Download Old Style Book in PDF, Epub and Kindle

An aesthetic of unoriginality shaped literary style and reader taste for decades of the nineteenth century. While critics in the twentieth century and beyond have upheld originality and innovation as essential characteristics of literary achievement, they were not features particularly prized by earlier American audiences, Claudia Stokes contends. On the contrary, readers were taught to value familiarity, traditionalism, and regularity. Literary originality was often seen as a mark of vulgar sensationalism and poor quality. In Old Style Stokes offers the first dedicated study of a forgotten nineteenth-century aesthetic, explicating the forms, practices, conventions, and uses of unoriginality. She focuses in particular on the second quarter of the century, when improvements in printing and distribution caused literary markets to become flooded with new material, and longstanding reading practices came under threat.

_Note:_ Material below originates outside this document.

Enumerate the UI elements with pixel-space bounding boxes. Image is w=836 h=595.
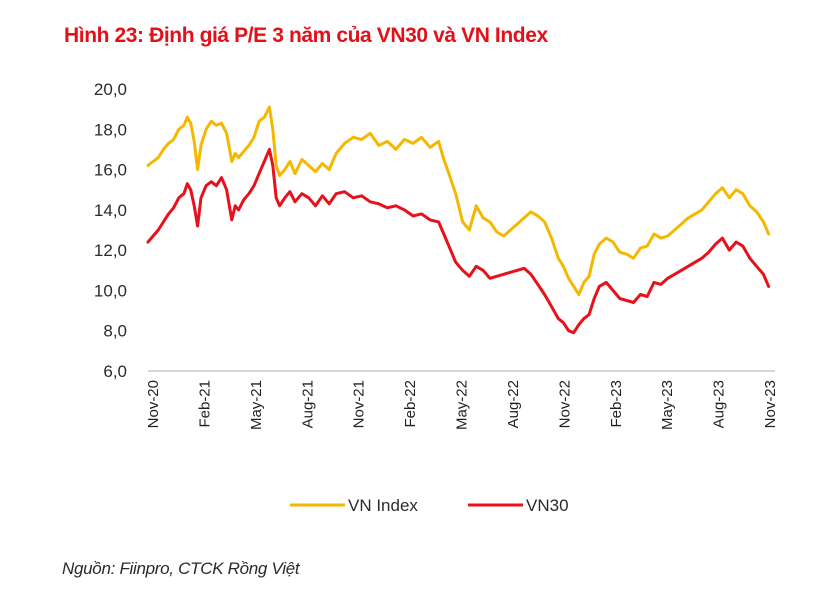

As readers began to prefer novelty to traditional forms, advocates openly extolled unoriginality in an effort to preserve the old literary ways. Old Style examines this era of significant literary change, during which a once-dominant aesthetic started to give way to modern preferences. If writing in the old style came to be associated with elite conservatism—a linkage that contributed to its decline in the twentieth century—it also, paradoxically provided marginalized writers—people of color, white women, and members of the working class—the literary credentials they needed to enter print. Writing in the old style could affirm an aspiring author's training, command of convention, and respectability. In dismissing unoriginality as the literary purview of the untalented or unambitious, Stokes cautions, we risk overlooking something of vital importance to generations of American writers and readers.